Linacoustic RC and RC-HP are industry-leading duct liners, and with the GREENGUARD Gold certification, they are now ideal for applications in schools or hospitals, where low-emitting materials are a requirement.
Other GREENGUARD Gold, Formaldehyde-Free™ products we offer are our Zeston® PVC Inserts, pre-cut inserts used to insulate fittings below PVC jacketing and our entire Microlite® Duct Wrap portfolio (FSK, Black PSK, and White PSK).
That being said, a product does not have to be Formaldehyde-Free™ to be low-emitting and receive a GREENGUARD Gold Certification. For example, our fiberglass pipe insulations, Micro-Lok® HP and Micro-Lok® HP Ultra both have a GREENGUARD Gold certification. These jacketed pipe insulations are ideal for indoor, mechanical applications.

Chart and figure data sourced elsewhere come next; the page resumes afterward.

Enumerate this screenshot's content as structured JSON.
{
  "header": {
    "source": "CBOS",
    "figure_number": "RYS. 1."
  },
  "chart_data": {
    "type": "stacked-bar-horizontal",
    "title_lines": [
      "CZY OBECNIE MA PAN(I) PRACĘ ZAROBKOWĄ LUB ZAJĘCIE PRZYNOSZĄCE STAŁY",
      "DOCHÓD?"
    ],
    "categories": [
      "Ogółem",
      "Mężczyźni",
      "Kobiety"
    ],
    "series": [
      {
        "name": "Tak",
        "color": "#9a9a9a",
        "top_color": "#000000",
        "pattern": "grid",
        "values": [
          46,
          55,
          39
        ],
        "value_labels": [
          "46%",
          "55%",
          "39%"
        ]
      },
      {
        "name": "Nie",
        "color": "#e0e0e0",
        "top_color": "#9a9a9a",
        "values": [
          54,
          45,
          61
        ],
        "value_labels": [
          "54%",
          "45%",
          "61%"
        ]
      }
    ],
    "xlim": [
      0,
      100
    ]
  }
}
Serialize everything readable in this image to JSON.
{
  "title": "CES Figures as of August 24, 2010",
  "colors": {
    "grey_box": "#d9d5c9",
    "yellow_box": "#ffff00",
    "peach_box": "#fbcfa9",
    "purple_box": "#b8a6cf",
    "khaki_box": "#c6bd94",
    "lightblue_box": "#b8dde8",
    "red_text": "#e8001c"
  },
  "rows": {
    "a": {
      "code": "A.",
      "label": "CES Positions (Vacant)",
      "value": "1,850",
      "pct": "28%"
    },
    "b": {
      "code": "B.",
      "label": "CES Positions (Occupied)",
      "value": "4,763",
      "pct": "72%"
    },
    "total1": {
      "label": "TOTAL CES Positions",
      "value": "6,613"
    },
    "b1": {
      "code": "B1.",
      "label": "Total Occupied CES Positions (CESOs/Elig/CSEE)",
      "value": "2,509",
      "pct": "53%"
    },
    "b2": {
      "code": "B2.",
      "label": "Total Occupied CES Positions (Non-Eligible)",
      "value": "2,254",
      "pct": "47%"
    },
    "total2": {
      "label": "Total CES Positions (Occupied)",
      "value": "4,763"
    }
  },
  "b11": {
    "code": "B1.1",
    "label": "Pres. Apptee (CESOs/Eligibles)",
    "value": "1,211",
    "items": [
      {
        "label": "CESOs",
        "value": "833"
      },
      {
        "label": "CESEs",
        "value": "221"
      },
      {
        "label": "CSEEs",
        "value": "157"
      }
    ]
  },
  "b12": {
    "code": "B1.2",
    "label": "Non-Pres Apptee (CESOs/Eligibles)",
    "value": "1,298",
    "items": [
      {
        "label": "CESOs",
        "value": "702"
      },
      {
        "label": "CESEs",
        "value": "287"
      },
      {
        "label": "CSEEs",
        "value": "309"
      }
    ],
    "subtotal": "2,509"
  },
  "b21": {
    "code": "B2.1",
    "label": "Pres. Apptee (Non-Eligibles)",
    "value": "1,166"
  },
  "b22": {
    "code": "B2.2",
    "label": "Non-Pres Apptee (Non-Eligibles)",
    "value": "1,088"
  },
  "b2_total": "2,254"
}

As system designers strive to build smarter, greener, and healthier buildings, certified materials will be integral components to achieving this goal. More information about each of these products can be found on our product data sheets and our product safety data sheets.
NOTE: Greenguard tests all manufacturers’ fibrous insulations at 74oF per CDPH SM v1.2. At high temperatures (>450oF) all binders, including formaldehyde-free binders, may thermally degrade and low chemical emissions may not be achievable.